GSA Connects 2021 in Portland, Oregon

Paper No. 100-11
Presentation Time: 4:30 PM

AGE, GEOCHEMISTRY AND SOURCE OF THE PIONEER INTRUSIVE SUITE; PIONEER METAMORPHIC CORE COMPLEX SOUTH-CENTRAL IDAHO


MULROONEY, Laura, VOGL, Jim and FOSTER, David A., Department of Geological Sciences, University of Florida, Gainesville, FL 32611

Located in south-central Idaho, the Pioneer metamorphic core complex contains rocks that ~50 million years ago resided at ~15 km depth. The footwall of the core complex contains metamorphic rocks hosting the Eocene Pioneer intrusive suite, a series of syn-extensional compositionally diverse plutonic bodies associated with the Challis volcanics. In contrast to other Eocene intrusive suites in the region, the Pioneer intrusive suite contains a very broad compositional range from highly felsic (up to 76% SiO2) to ultramafics of varied composition (47% SiO2 and up to 25% MgO).We have applied U-Pb geochronology, field mapping, and a variety of geochemical analysis to examine the duration, sources, and tectonic setting of the magmatism. U-Pb geochronology indicates that all of the map-scale magma bodies were emplaced at 50-47 Ma, identical to the ages from this part of the Challis volcanic field. Field and textural observations suggest a complex magma chamber and plutonic system.

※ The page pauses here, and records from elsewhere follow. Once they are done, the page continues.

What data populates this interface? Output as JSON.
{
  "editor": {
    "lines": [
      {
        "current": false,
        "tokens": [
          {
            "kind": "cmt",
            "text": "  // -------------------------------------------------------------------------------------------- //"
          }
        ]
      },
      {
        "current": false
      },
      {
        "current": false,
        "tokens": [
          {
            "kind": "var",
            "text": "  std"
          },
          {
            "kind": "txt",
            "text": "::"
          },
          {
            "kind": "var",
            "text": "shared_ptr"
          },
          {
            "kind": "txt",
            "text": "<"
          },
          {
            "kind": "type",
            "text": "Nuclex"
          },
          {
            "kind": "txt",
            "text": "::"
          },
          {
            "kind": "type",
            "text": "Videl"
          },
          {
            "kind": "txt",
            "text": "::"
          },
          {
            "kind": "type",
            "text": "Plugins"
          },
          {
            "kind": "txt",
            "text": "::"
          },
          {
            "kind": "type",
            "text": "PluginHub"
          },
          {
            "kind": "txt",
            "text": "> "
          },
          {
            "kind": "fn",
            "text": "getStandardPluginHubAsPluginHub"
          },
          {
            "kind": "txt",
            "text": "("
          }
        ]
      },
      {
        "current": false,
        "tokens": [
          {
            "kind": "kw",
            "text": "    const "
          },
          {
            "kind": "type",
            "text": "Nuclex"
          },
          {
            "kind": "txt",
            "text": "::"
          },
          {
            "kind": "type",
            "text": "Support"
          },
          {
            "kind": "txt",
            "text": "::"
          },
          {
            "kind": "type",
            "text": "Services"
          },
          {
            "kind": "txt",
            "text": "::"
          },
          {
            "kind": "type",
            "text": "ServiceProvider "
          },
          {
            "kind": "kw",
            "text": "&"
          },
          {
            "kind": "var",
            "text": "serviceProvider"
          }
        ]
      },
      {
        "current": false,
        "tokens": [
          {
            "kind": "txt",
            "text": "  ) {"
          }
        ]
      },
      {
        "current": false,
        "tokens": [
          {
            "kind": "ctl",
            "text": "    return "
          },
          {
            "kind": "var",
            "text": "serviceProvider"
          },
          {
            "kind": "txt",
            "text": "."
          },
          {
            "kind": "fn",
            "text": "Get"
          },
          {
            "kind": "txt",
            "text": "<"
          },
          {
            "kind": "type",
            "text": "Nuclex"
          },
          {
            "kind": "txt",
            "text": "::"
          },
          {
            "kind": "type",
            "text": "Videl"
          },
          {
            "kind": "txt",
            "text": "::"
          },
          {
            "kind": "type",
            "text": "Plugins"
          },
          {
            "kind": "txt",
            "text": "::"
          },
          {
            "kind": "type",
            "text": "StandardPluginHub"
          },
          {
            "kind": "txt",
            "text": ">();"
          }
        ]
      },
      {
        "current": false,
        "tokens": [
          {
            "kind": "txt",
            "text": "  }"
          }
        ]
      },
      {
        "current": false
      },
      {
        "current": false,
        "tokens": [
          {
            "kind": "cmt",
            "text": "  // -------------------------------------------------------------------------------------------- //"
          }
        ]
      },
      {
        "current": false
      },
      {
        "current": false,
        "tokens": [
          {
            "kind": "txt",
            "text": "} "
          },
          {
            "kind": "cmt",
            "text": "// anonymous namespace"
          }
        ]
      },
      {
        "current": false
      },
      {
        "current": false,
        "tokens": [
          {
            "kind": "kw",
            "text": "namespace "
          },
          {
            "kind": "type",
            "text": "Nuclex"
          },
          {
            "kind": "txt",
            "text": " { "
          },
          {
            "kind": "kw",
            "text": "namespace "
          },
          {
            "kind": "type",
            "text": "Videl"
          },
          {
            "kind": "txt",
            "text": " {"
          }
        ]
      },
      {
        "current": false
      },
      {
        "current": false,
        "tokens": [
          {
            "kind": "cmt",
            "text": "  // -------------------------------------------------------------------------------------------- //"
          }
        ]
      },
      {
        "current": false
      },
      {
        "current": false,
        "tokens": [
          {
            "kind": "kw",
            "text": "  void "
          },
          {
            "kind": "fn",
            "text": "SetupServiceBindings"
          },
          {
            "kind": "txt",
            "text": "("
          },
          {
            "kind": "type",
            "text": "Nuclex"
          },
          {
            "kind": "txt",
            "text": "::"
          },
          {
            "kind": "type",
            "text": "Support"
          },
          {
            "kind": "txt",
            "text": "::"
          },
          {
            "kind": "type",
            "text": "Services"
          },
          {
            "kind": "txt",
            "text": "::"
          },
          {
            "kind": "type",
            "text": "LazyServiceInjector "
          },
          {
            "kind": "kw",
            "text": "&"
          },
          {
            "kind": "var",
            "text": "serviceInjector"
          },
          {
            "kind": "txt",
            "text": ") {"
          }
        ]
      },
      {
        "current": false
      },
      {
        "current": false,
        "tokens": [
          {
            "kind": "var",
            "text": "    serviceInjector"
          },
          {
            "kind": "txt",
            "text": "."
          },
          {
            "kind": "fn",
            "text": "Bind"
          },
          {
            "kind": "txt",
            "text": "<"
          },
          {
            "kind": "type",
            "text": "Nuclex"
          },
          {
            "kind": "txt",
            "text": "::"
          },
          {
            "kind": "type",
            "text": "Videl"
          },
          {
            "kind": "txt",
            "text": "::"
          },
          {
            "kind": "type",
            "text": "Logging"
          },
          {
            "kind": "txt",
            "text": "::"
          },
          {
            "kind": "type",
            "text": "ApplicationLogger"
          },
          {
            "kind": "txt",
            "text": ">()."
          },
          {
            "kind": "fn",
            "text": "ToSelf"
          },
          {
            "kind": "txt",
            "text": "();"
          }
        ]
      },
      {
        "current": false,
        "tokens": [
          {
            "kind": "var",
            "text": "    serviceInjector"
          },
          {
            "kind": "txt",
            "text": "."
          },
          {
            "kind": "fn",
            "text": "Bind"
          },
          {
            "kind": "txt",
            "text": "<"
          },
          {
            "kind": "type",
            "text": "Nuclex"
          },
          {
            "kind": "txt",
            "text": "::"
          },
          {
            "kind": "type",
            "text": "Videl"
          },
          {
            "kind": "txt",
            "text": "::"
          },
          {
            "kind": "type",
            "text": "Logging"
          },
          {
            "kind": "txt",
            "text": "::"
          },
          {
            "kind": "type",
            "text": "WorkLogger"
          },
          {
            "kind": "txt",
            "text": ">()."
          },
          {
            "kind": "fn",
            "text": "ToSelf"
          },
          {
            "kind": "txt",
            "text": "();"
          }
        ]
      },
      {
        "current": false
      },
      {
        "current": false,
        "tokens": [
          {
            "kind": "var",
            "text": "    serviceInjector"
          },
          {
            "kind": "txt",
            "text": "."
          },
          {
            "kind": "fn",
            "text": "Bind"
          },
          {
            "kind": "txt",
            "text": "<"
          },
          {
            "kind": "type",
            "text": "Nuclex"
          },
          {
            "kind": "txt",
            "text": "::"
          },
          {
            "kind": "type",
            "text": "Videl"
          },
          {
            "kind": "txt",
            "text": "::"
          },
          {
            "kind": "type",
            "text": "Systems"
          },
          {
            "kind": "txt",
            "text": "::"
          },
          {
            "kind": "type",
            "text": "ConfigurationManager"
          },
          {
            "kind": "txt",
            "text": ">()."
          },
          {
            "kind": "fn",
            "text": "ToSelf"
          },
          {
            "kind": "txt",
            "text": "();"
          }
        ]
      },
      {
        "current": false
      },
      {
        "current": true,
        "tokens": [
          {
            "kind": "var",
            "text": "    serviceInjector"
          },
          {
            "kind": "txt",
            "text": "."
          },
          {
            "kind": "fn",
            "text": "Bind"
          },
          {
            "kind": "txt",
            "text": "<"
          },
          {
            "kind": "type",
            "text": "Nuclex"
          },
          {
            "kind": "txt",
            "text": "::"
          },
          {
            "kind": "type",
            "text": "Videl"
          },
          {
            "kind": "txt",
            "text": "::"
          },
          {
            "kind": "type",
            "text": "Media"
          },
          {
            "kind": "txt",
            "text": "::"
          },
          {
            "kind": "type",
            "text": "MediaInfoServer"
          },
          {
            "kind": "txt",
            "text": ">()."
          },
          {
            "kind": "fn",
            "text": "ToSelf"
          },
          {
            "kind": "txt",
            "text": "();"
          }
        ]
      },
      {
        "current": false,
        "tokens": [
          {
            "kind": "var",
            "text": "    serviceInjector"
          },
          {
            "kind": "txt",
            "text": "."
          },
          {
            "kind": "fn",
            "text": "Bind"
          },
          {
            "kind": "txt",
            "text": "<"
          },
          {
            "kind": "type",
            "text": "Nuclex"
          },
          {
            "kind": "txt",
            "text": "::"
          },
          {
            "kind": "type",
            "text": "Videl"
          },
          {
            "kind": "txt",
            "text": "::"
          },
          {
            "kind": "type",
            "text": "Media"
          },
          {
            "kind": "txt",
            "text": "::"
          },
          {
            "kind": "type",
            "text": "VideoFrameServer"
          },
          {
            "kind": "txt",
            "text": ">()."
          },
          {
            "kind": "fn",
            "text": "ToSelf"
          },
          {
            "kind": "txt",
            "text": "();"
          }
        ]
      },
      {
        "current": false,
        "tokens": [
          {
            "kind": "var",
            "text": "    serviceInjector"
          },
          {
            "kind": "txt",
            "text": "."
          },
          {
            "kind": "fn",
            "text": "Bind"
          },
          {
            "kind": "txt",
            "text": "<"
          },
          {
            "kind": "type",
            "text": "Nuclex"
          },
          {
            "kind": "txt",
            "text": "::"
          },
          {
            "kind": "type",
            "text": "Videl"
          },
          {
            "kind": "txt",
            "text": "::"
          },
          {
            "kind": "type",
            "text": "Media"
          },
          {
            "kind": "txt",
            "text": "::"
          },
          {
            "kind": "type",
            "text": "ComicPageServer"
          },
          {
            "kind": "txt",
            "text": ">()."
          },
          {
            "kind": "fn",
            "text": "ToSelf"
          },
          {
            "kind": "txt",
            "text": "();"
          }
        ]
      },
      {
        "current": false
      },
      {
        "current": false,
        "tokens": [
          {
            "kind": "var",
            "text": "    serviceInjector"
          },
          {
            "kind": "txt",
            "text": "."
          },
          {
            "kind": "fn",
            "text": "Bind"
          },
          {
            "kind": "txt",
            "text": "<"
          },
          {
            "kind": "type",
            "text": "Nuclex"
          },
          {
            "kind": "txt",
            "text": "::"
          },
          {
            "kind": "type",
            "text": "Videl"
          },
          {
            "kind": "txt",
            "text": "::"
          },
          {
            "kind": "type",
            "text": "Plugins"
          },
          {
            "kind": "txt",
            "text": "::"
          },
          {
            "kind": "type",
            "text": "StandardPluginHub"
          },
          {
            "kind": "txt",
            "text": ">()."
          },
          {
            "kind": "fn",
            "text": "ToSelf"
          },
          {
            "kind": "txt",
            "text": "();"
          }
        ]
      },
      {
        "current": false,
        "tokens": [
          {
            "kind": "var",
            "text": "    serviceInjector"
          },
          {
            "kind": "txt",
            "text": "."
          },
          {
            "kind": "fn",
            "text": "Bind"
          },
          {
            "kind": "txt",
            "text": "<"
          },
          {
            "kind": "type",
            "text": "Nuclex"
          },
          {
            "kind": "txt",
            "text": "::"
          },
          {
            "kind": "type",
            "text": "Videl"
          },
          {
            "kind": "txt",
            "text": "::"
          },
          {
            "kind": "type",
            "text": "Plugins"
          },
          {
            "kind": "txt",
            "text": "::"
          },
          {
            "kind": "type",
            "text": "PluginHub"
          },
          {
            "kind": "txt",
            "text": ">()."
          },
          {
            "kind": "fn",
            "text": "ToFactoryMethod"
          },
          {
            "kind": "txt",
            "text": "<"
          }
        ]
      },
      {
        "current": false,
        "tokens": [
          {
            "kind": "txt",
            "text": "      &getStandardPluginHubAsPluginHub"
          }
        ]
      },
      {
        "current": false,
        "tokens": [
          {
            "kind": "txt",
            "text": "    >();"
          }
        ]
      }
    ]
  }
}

While additional analysis is ongoing geochemical results to date suggest the following: (1) despite the varied compositions, all of these Eocene intrusions have similar trace element geochemistry, and isotope signatures, suggesting the bodies formed through the same magmatic processes and events; (2) a combination of magmatic textures combined with trace elements and whole-rock isotopes indicate a rapidly changing melt composition sourced from a specific combination of mantle and crustally derived melt as well as rapid melt mixing and crystallization; (3) the Pioneer intrusive suite formed in a similar tectonic setting and from similar crustal/mantle sources as the geographically/temporally close intrusive and extrusive suites; (4) major element data are similar to the Challis volcanics erupted in the immediate hanging wall; (5) four granite samples contain Neoproterozoic zircons, identical to 695Ma small isolated intrusions in the footwall; other inherited populations suggest an ~1400 Ma source similar to that inferred regionally by others.